Email marketing is all about “the list”; the bigger and better your list the more successful your campaigns.

Before you begin to build your email marketing list, you'll need to decide if you want customers to use a single opt-in or a double opt-in to your email list.

Single optin simply means that someone can enter any information in to a capture form and they are automatically subscribed and/or given access to the free ebook, software, etc... that is being offered.

Double optin means that once the form is submitted, the person will receive an email asking them to confirm their request. Typically, the confirmation is accomplished by having the subscriber click a uniquely coded link.

The most common argument for using the single optin method is that some email marketing practitioners believe it helps build a larger list.

The claim is that people are unlikely to take that extra step to click a confirmation link so you could end up losing out on potential prospects.

The most common argument for using the double optin method for email marketing is that email marketers want to know that the prospects they are generating are:

  1. Real humans that read their emails.
  2. Genuinely interested in receiving the information being offered.

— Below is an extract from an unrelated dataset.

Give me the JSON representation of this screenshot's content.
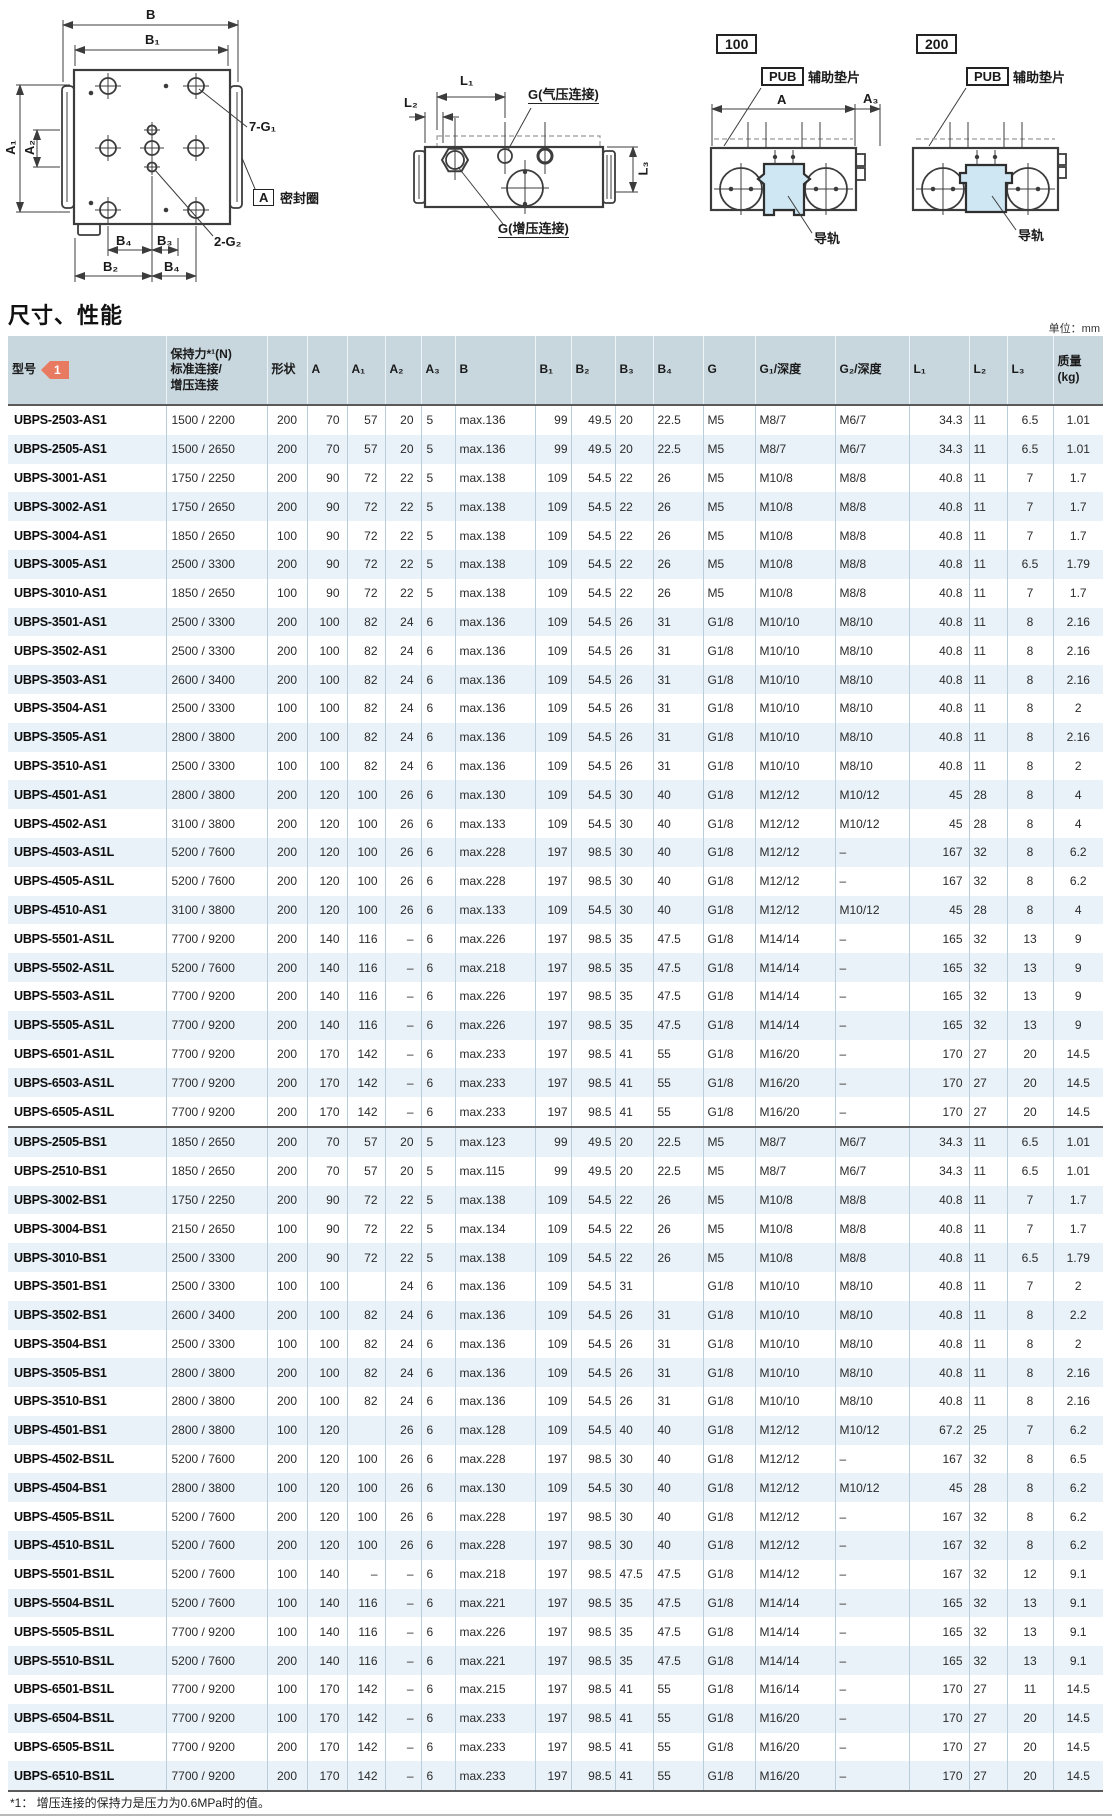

Someone using the single optin method may think that they have 5,000 prospects in their database but may actually have somewhere around 3,000 because 2,000 are nothing more than junk emails, spam traps, or bots.

While 3,000 prospects is nothing to take lightly, consider that if 2,000 of those addresses are not valid, that means the ebook, software, download, etc... that was being offered has essentally been stolen if you did not ask those prospects to confirm before receiving your offer.

Another big issue to consider is deliverability.

If your list is cluttered with unknown or garbage email addresses, this can have a negative impact on your overall deliverability. Many email service providers will begin blocking domains that are known to repeatedly send to email addresses that don't exist. Over time, this can result in your messages not being delivered to the real prospects that you do have. What good are those real prospects if your message can't be delivered to them?

Some proponents of single optin hold the position that it doesn't matter since email marketing is so inexpensive. "Why should we care if some of the email addresses in our list don't really exist? Email marketing is so cheap anyway."

This is a flawed perspective. Those bad email addresses could be costing you more than you realize.

Not only is your deliverability affected, meaning that your message may not be getting through to even the good email addresses, but you may be overpaying your autoresponder service provider.

AutoResponder companies like Aweber, GetResponse, Constant Contact, iContact, etc... charge on a sliding scale meaning the larger your list, the more you will pay each month.

When their system looks at your account, they see the total number of prospects. So if you have 5,000 records but only 3,000 are actually deliverable, you are paying too much.

The idea behind using technology like autoresponders and email marketing should be to help your business increase sales while reducing expenses. Using single optin to build your email marketing lists could cost you not only in efficiency but also in your pocketbook.

Just a simple auto-responder email helps stack the deck in your favor, to weed out the less interested so you can focus on the people who actually want what you’ve got… to grow your online business better.